The advent of the ICC was the product of a long struggle by activists, lawyers, and survivors to establish a permanent adjudicatory body to build on the ad hoc tribunals that emerged in the 1990s in Rwanda and the Former Yugoslavia. Designed to hold individuals accountable for war crimes, genocide, and crimes against humanity, the ICC arrived at its first conviction last month against Thomas Lubanga for his use of child soldiers in the Democratic Republic of the Congo. Apart from this recent development, the Court has issued indictments against many of the world's nastiest people. However, as Paisley correctly points out, this ostensibly well-intentioned approach to justice is accompanied by an array of unintended byproducts that do damage to other human rights goals. For instance, ahead of the indictment of Sudan's President Omar al-Bashir, the NGO community cautioned the move for fear of a backlash against aid providers and advocates active domestically. Those warnings went unheard and al-Bashir immediately acted to expel groups including Save the Children, Oxfam, CARE International, and Médicins sans SFrontierès. So, if the ICC's goal is to alleviate suffering, the indictment worked against that goal. If the objective is to work towards the long-term pursuit of international justice, whatever the short-term effects, then it still remains to be seen whether this was a smart move seeing as how al-Bashir is still in power, at large, and terrorizing civilians in the regions of the Nuba mountains, Blue Nile River, and South Kordofan. It almost appears as if the indictment antagonized al-Bashir and provoked him to lash out. Alex de Waal has gone so far as to suggest that this indictment served certain personal interests because the ICC has become a platform for the self-aggrandizement of its chief prosecutor, Luis Moreno Ocampo. Cynical or not, that the ICC has produced criticism indicates its controversial nature, despite its progressive human rights goals.

However, while Paisley's point is well taken—that the ICC's interventions may have negative side effects on other worthwhile goals—ultimately the ICC is only one component of a steady trend towards international justice; and it's not even the most relevant one. In her widely circulated new book, The Justice Cascade, Kathryn Sikkink produces empirical research about the positive impact felt by states that have held perpetrators to account, particularly in the areas of stability and future deterrence (see reviews here, here, and here). Her research demonstrates that the pursuit of justice has not compromised parallel steps toward democracy and human rights protection. Most pertinent to Paisely's critique, Sikkink does not focus her attention solely on international justice per se, but instead explores a range of mechanisms including domestic courts, hybrid creations, and other accountability measures.
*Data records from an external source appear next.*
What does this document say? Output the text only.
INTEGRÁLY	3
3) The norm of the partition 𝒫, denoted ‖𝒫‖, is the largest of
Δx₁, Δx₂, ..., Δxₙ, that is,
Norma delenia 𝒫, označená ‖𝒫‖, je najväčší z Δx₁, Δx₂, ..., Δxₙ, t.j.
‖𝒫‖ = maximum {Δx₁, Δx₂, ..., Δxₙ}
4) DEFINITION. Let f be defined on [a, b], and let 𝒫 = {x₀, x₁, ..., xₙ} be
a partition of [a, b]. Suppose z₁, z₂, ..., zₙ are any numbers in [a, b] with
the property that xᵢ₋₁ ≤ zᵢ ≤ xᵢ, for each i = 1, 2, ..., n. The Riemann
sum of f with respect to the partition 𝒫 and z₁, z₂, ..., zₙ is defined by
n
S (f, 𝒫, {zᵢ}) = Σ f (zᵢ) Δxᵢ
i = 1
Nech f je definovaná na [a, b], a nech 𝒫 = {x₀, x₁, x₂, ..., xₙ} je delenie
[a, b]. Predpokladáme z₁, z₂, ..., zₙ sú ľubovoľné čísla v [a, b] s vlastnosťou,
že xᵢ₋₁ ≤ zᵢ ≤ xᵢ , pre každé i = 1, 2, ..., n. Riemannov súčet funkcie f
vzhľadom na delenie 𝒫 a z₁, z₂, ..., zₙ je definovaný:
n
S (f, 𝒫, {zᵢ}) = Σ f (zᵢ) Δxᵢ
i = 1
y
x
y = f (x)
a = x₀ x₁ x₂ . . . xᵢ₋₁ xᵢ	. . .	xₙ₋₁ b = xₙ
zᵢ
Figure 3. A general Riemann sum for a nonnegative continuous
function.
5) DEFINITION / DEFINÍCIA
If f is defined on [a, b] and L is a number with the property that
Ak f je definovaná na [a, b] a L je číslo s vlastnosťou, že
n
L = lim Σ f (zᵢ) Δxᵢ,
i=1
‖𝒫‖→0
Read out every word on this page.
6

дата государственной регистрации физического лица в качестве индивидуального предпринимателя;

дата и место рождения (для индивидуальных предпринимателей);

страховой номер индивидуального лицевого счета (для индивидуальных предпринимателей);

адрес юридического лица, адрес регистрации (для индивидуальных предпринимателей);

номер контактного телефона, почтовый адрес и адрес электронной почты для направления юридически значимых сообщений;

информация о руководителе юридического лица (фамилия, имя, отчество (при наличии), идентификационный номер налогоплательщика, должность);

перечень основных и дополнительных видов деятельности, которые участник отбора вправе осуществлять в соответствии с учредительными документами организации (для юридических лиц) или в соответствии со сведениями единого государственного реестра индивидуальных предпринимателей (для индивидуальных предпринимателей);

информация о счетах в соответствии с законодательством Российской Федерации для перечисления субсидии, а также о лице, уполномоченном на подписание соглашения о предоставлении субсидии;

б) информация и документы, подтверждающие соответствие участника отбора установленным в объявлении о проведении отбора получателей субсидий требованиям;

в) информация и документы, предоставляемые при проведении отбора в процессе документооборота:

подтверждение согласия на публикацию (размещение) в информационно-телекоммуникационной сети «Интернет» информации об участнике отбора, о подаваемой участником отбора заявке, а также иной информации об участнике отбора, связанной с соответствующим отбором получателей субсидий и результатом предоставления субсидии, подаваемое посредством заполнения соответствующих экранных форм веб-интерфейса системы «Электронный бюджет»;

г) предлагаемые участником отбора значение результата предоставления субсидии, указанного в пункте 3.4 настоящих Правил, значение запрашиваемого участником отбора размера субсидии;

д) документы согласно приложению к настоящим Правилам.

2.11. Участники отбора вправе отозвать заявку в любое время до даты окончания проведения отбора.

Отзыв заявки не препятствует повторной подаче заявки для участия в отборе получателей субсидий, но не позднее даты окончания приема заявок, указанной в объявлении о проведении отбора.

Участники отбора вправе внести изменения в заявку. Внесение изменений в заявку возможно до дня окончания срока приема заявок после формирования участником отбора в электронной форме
Across multiple regions and going back decades, Sikkink's work simply does not support Paisley's fear that "The wheels of justice must be allowed to turn at their own pace, but that they must not impede the peace process."

The existence of the ICC does not presuppose its trump over national efforts, but merely that it can serve the cause of justice well when other alternatives fail. The ICC is a court of last resort and is designed as such. When a domestic or regional body is unable or unwilling to seek prosecution of these high crimes, signatories to the Rome Statute are obligated to step in. Yet, taking Paisley's claim seriously, we can inject a call for strategic caution when issuing indictments and intervening in national politics. ICC prosecutors should work with relief and advocacy organizations to arrive at a decision that serves a multitude of human rights, not just those associated with final accountability. The global human rights community as a diverse constellation of actors should make a concerted effort to align its goals and not work at cross-purposes. This includes coordination with local actors and an appreciation for potential unintended consequences. Peace and justice are not mutually exclusive, but it does require certain centralized planning to reach the lofty goal of achieving both.



Joel R. Pruce is Lecturer in Human Rights at the Josef Korbel School of International Studies, University of Denver and served as Managing Editor of Human Rights & Human Welfare from 2007-2010.